I think that's what's happening. At the SW World press events I could only identify a couple of names I recognized, Roopinder, Mr. Orr, Rachael, and I think I saw Jeff Rowe.

Why don't I know more real journalists? I guess I'd have to answer that the bulk of CAD articles are largely irrelevant to me, so I stopped seeking them out.

Mainly out of sheer ignorance, I'd like to ask the question "who is your audience?" I can't figure it out. The last guy who wrote for end users was Joe Greco. I read his stuff. I can't identify any one else's stuff that I actually read.

Most CAD articles I read are about the business side of "the industry", which barely registers for users. These articles could possibly be of interest to resellers, investors, maybe CAD admins. But mostly not end users.

I believe the phrase you are looking for here is "untapped audience". And they are moving toward bloggers who aren't beholden to advertisements.

What I meant by the "it's just a job" comment was that the writing is the job for the pro journalist. CAD is the job for amateur bloggers.

Al Dean

strange, I read all this, and there are fair points on both sides.. the 'bloggers' (seriously, I hate that word, its ugly).. seem to think the press don't know what they're talking about or as matt puts it.. "its just a job".. the press seem a little scared...

to be honest, its simple - don't like what you read.. don't read it anymore..


Hi Roopinder, I'm really looking forward to your insight and wish I had more opportunities to talk with you at SWW. Great topic.

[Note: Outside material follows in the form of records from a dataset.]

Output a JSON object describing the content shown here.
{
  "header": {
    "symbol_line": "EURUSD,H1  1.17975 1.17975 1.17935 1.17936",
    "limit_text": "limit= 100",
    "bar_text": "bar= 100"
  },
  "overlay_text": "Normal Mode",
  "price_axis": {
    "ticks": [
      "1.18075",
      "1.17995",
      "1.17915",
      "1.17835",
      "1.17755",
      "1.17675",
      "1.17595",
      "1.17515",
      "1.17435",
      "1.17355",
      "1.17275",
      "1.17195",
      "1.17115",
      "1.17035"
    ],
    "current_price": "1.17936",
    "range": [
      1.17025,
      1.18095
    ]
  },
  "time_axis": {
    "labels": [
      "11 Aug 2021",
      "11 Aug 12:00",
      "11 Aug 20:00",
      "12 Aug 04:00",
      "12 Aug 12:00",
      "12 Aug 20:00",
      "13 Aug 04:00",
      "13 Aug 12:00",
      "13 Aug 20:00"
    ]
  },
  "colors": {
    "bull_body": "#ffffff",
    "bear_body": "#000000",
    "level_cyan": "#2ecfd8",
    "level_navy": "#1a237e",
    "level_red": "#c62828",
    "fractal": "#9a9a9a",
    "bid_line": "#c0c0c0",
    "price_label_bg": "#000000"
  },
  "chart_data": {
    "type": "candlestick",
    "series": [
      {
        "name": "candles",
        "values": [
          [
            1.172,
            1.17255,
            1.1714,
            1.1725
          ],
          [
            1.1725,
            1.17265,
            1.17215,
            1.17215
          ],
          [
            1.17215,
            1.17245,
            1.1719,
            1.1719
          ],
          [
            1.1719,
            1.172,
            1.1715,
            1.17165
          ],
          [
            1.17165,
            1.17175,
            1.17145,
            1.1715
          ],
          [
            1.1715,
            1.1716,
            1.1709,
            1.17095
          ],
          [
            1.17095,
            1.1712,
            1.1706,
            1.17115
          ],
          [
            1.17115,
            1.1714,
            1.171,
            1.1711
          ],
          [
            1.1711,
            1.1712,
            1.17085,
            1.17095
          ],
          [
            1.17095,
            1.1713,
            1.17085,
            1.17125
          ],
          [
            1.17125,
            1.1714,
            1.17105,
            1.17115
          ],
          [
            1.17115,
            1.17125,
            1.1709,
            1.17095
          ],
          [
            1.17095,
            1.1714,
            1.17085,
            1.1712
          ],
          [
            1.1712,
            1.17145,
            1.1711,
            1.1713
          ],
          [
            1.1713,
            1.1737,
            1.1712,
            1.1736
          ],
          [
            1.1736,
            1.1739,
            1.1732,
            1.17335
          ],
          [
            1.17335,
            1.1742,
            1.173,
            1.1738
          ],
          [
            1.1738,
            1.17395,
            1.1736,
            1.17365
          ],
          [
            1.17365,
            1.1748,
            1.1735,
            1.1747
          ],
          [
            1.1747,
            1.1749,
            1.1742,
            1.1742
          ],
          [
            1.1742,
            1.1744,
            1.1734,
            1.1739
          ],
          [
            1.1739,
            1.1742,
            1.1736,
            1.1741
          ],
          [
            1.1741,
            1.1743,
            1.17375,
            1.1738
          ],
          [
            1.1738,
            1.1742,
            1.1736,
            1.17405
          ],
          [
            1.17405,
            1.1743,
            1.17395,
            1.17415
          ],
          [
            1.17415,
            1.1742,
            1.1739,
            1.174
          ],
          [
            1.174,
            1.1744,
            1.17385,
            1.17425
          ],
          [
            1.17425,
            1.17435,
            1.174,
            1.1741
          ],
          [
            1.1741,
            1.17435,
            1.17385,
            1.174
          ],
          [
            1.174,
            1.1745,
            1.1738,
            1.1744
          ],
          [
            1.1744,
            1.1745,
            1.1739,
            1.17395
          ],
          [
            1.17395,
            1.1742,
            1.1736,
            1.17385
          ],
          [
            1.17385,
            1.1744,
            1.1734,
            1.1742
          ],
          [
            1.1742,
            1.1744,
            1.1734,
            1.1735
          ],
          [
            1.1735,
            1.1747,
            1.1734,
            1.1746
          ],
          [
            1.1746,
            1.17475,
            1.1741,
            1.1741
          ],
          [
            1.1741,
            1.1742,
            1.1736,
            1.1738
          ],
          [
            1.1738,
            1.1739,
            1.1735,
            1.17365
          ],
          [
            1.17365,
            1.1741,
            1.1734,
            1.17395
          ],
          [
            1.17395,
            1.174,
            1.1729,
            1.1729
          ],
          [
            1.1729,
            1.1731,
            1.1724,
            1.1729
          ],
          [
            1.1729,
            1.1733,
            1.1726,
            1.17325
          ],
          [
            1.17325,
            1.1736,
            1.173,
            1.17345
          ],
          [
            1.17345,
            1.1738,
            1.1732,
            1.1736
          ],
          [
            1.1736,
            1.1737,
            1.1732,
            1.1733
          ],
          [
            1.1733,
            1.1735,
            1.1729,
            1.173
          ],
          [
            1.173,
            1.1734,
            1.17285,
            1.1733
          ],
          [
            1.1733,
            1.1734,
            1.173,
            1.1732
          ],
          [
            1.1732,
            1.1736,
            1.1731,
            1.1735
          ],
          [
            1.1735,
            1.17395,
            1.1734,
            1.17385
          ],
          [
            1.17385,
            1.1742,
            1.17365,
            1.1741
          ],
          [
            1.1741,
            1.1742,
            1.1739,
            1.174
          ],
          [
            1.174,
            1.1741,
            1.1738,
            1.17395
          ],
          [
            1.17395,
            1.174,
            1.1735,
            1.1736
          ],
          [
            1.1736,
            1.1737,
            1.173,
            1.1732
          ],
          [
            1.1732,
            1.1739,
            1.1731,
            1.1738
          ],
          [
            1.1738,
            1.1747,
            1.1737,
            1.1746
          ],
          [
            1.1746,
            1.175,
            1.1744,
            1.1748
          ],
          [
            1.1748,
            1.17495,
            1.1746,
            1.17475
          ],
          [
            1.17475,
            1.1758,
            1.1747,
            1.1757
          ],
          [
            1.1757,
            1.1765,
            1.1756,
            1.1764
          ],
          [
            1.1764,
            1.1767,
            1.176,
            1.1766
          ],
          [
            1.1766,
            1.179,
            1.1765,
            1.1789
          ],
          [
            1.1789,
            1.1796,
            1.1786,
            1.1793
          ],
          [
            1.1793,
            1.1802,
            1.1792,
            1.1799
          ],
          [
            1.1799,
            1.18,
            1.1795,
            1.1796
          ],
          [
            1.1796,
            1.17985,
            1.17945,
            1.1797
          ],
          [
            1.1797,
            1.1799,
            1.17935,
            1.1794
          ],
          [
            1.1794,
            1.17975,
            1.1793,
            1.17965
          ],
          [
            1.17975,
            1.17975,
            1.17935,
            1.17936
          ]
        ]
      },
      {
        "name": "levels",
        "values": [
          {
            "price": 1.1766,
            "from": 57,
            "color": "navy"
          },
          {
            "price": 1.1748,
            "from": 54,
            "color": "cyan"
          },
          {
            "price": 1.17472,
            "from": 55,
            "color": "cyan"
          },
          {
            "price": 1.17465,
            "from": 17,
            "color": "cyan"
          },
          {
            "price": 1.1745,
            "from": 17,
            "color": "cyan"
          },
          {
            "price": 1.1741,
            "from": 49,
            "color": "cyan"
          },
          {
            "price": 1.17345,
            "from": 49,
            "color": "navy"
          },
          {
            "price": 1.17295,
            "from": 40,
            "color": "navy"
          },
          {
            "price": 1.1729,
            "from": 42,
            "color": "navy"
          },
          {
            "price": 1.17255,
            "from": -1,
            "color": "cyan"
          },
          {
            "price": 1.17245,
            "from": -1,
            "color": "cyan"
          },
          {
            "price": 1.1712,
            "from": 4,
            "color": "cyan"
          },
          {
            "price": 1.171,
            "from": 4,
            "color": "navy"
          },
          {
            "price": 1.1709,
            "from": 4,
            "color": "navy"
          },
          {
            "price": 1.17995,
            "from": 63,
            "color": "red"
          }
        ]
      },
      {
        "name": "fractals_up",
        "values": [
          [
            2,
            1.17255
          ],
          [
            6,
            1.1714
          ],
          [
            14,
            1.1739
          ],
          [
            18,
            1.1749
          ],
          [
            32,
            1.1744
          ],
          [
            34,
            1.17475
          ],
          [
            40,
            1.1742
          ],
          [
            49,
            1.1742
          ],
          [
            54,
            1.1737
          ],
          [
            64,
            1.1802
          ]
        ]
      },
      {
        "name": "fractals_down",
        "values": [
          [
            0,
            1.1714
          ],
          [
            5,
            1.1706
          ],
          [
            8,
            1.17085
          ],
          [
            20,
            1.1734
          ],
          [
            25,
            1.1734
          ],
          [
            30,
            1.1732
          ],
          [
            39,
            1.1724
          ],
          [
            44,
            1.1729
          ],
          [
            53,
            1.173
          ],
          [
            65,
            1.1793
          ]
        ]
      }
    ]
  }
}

I think the real distinction here is between amateur and professional writers. Obviously professional writers can also blog, but as I said before, it's the same old stuff, different format.

I wouldn't even venture a guess as to what hole to put you in, here in a public blog comment.

The fact that you're even conscious of a term such as "chops" in relation to writing suggests you take it seriously, even competitively (since "chops" is a measure of quantifying talent), and in my mind excludes you from the amateur category, even though I have absolutely no idea how you actually make a living.

Evan Yares

Bloggers? Journalists? They seem like labels to me -- things you apply to people because you have some requirement to put them in a pigeonhole.

What label would you want to give me? Journalist? Blogger? Maybe something entirely different?

CAD vendors have never known what pigeonhole to put me in. Do they invite me to their press events? Do they not invite me? Do they blacklist me?

(Consider Autodesk as an example. They didn't invite me to their press event. Think it was intentional or an oversight?

It was easier in the past when I had a business card that had a title on it. PR folks can understand the title "technical editor," or "analyst."

Here's what matters to me: Do you have chops? Do you have integrity? Do you have perspective? Do you have passion? And will you speak up?



The people that I have heard are out of business are the SolidMap people, the developers of the product that both Joel and I reviewed with such different conclusions.